Rambler's Top100
Петербургский театральный журнал

№ 43

2006

Петербургский театральный журнал

 

Amo, amas, amat, amamus?

Ольга Скорочкина

А. Чехов. «Три сестры». Молодежный театр на Фонтанке. Режиссер-постановщик Семен Спивак, режиссер Владимир Заморин, художники-постановщики Март Китаев, Михаил Платонов

Это спектакль, не успев выйти, уже испытал свой «мильон терзаний». Ведущая газетная мелодия до боли знакома и комична: отход от чеховского канона.

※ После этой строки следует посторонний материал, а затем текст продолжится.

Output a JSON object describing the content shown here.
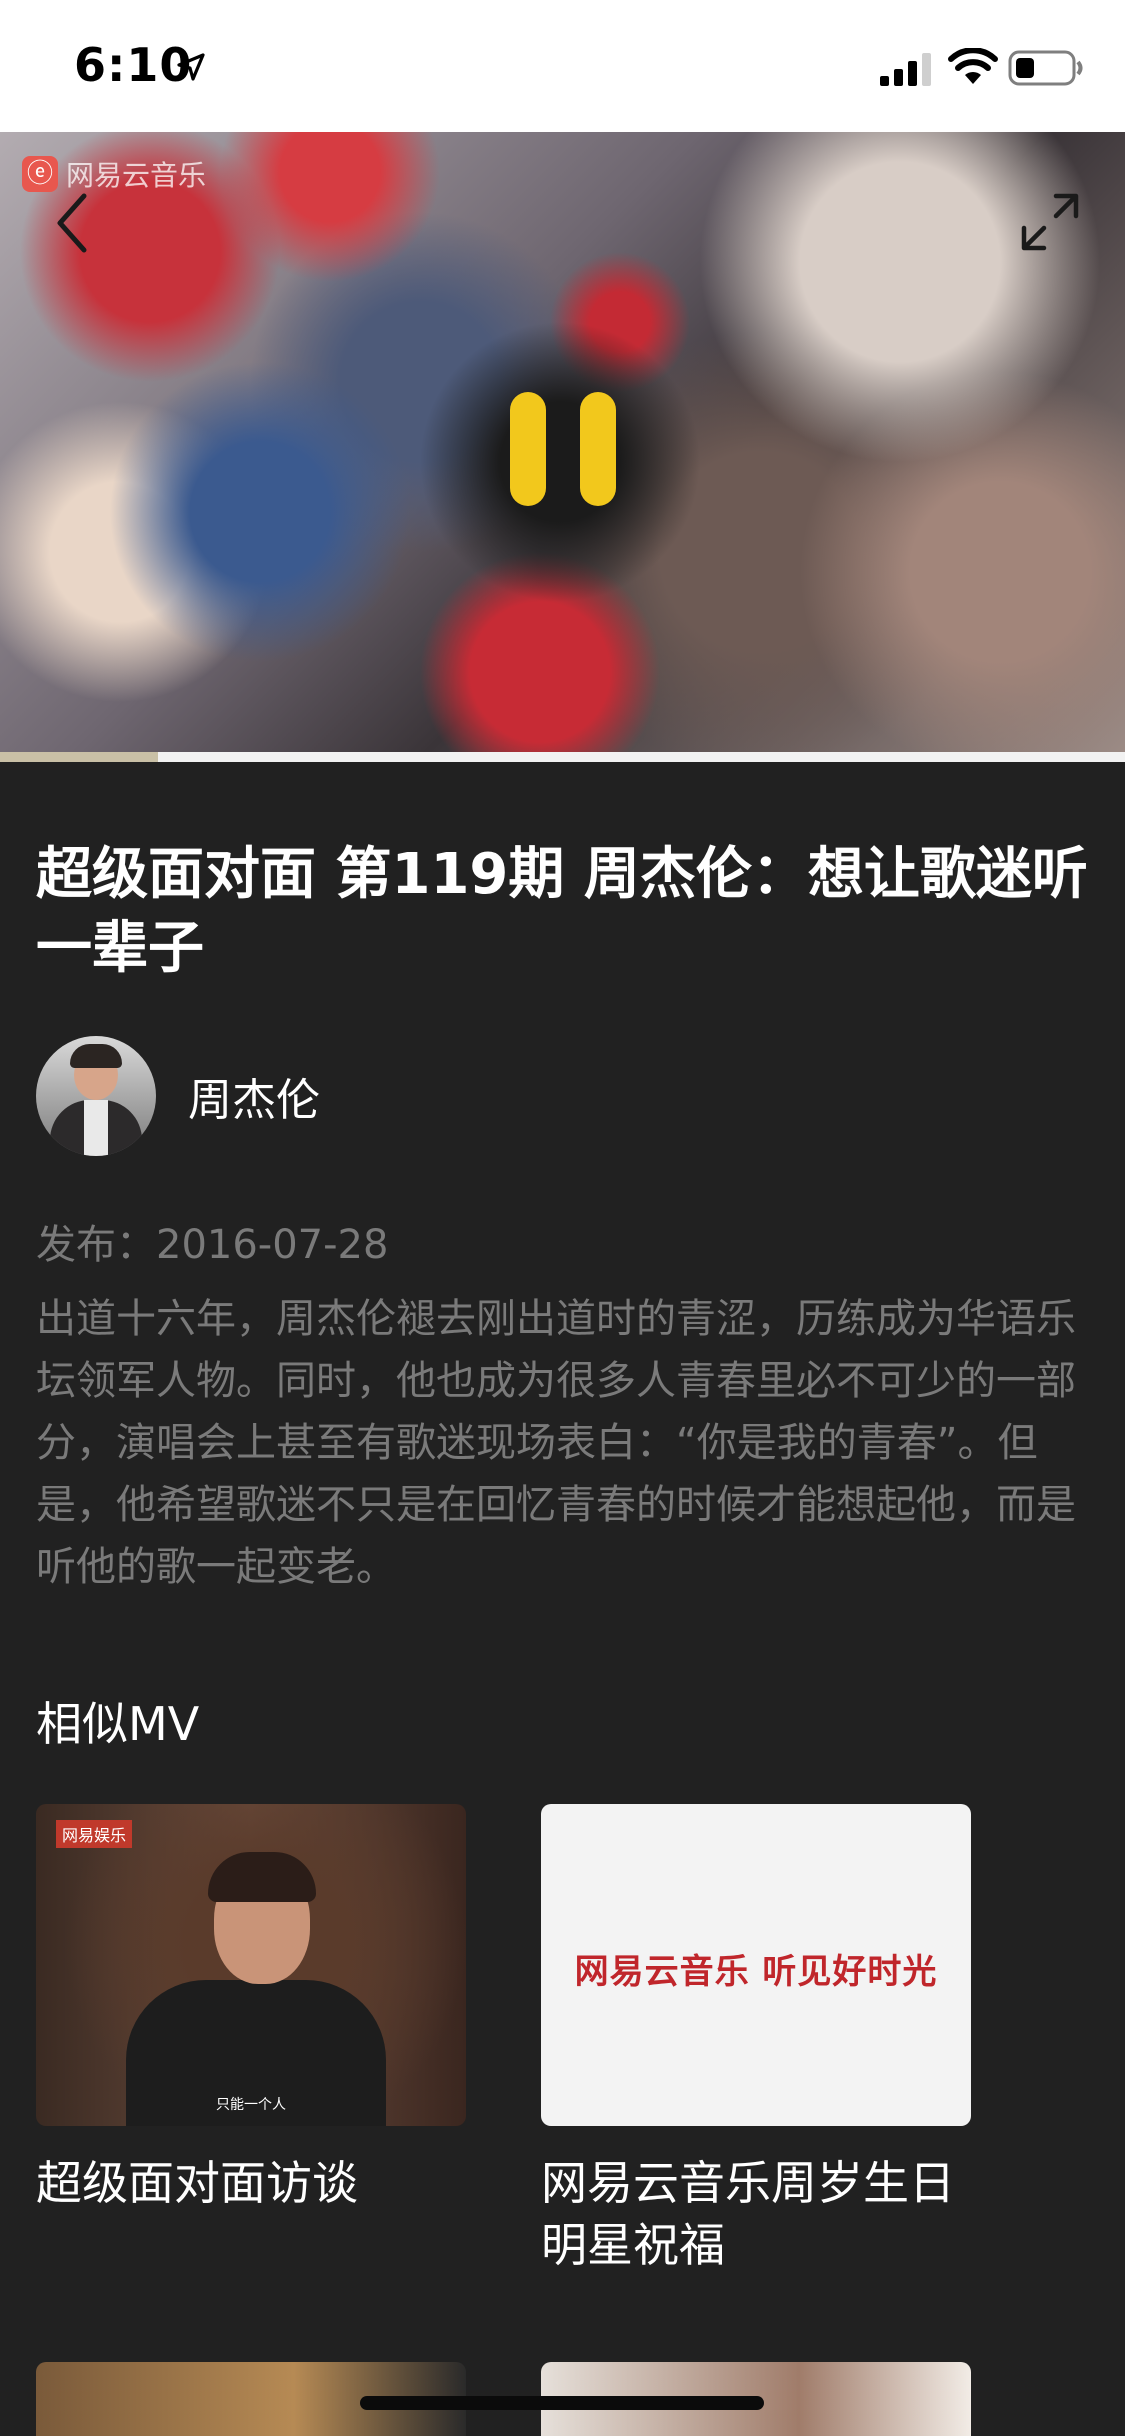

Сразу хочу предупредить: никакого канона нет. Какой может быть канон, если Чехов сообщал в письмах: «Пьеса выходит мрачнее мрачного», а потом не уставал повторять Станиславскому: «Это комедия!»

Комедия! — настаивал писатель, а его родная жена Книппер-Чехова рыдала так, что носовой платок Маши Прозоровой был мокрым от слез… Он просил ее в письмах: «Не делай печального лица ни в одном акте». Взглянем на мхатовские фотографии: Ольга Леонардовна сплошь печальна.

Канона нет. Но есть легенда, и не одна. Последние значительные «Три сестры», представленные в Петербурге, были не петербургского происхождения. Приезжие. Одна из прекрасных легенд, еще живая, еще в памяти, — спектакль Някрошюса. Которому досталось по полной программе. И за то, что он слишком милитаристский, и режиссер то ли русский, то ли, напротив, литовский шпион, то ли русофил, то ли русофоб, Бог разберет… О скандальном спектакле Жолдака, представленном на сцене Балтдома, лучше не вспоминать: «Три сестры» игрались на сибирском лесоповале на украинской мове. Один Вершинин, поскольку из Москвы, говорил по-русски. Не спектакль, а агент оранжевой революции. Из «своих», петербургских, версий можно вспомнить спектакль Александра Галибина в Театре на Литейном, с его «скорбным бесчувствием» и «радиоголосами» из других, легендарных спектаклей: от Немировича-Данченко до Товстоногова…

На этом фоне спектакль Спивака выглядит умеренно консервативным: его героев не преследуют «голоса», сестры не прыгают на гимнастических снарядах и не рубят в фуфайках елки. Напротив, очень женственные барышни в изящных платьях, то и дело пьющие валерьяновые капли из старинной красивой бутылочки…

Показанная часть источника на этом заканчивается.